Alla destra, insomma, non interessa tanto la stabilità del governo, ma la stabilità di se stessa al governo, ed è convinta che il voto popolare glielo possa assicurare. Il resto – come strutturare questa legittimazione, in che sistema inserirla, come farla reagire con gli altri elementi del sistema – son tutte facezie da “melanconici zelatori del supercostituzionalismo”, con citazione che a qualcuno non dispiacerebbe. Ma qui i rischi sono almeno tre, allora.

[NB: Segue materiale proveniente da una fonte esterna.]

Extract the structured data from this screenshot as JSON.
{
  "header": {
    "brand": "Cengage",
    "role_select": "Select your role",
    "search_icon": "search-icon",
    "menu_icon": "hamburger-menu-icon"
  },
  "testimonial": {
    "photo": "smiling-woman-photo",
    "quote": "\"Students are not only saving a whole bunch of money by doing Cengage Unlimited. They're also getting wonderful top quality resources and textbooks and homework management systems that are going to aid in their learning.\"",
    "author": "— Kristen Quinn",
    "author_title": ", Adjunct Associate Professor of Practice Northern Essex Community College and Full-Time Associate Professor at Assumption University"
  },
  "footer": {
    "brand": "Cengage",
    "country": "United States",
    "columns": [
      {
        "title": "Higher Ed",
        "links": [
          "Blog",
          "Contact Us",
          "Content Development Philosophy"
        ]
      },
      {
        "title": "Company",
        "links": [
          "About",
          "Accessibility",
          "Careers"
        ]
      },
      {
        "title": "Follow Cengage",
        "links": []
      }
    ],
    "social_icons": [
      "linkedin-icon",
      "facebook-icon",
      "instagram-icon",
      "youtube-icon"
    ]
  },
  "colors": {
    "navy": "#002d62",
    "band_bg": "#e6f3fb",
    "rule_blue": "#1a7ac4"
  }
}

Il primo attiene più direttamente al merito della revisione costituzionale che si tenterà di portare a compimento: cosa decideranno. Il secondo, non meno grave, attiene al modo in cui le nuove norme costituzionali saranno redatte: come decideranno. Non sono pochi gli esempi di norme scritte male, e il problema assume dimensioni enormi, con esiti non facilmente prevedibili, se ad essere scritte male sono norme costituzionali – che peraltro non si prestano ad essere facilmente modificate o corrette. Ed è chiaro che se il disegno di chi questa revisione scalpita per proporla non è così chiaro, c’è da stare attenti alla qualità della sua scrittura.

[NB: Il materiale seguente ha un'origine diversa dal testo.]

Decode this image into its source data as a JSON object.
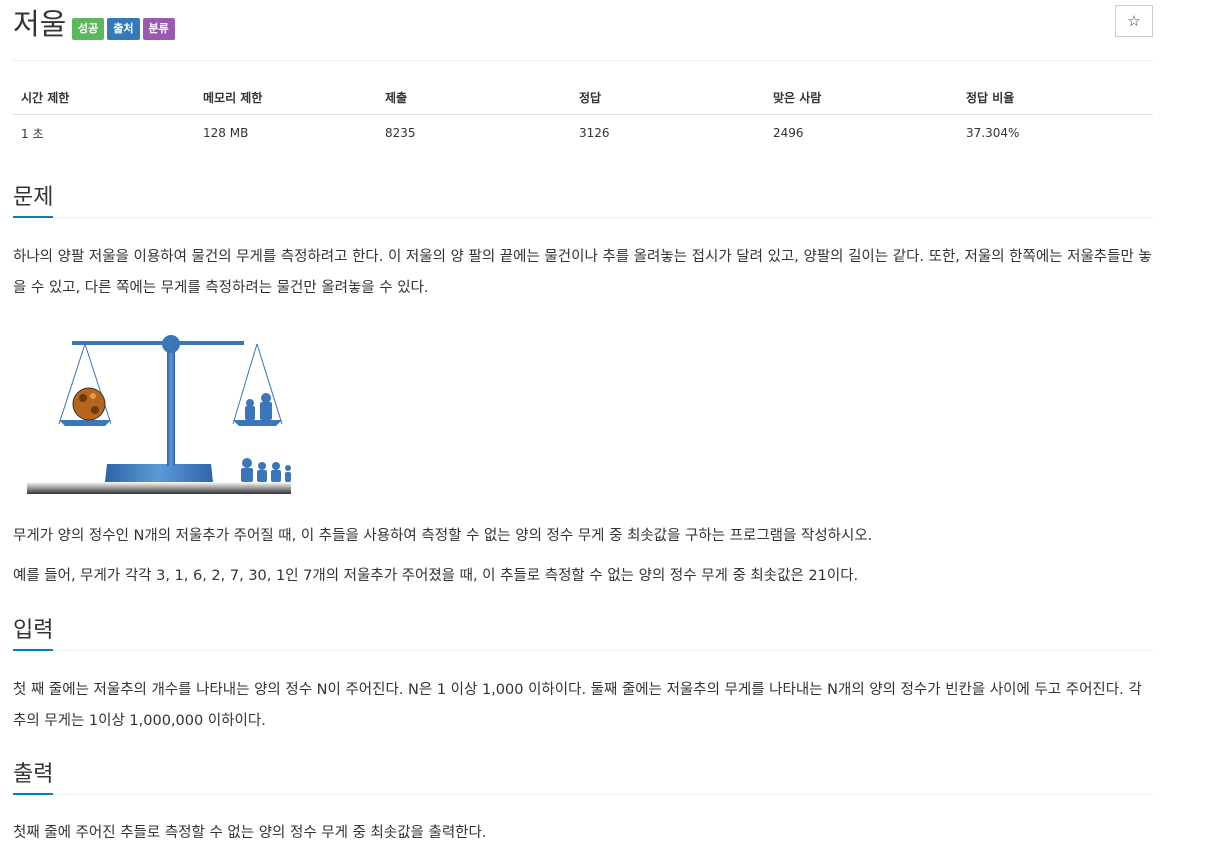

E poi c’è il terzo rischio, ed è che questa riforma non finisca per ottenere il risultato della fatidica governabilità. Quella di presentare la forma di governo come una sorta di “formula magica” per la stabilità politica è una operazione capziosa che merita di essere definitivamente smascherata. Ogni forma di governo, infatti, produce in concreto risultati differenti a seconda di altri rilevanti elementi di sistema con cui interagisce, primo tra tutti con la strutturazione del sistema politico e, più specificamente, partitico. Voler far credere ad ogni costo che formule di rafforzamento del governo, pur lasciando tutto il resto invariato, producano maggiore stabilità politica è niente altro che uno spudorato inganno.

Forse, insomma, non era stato poi così tanto sciocco il buon Ulisse a farsi legare ben stretto – “e se vi prego poi, se impongo che a sciogliermi abbiate, / voi con le funi allora legar mi dovete a più doppi”. Ma non tutti nascono Ulisse.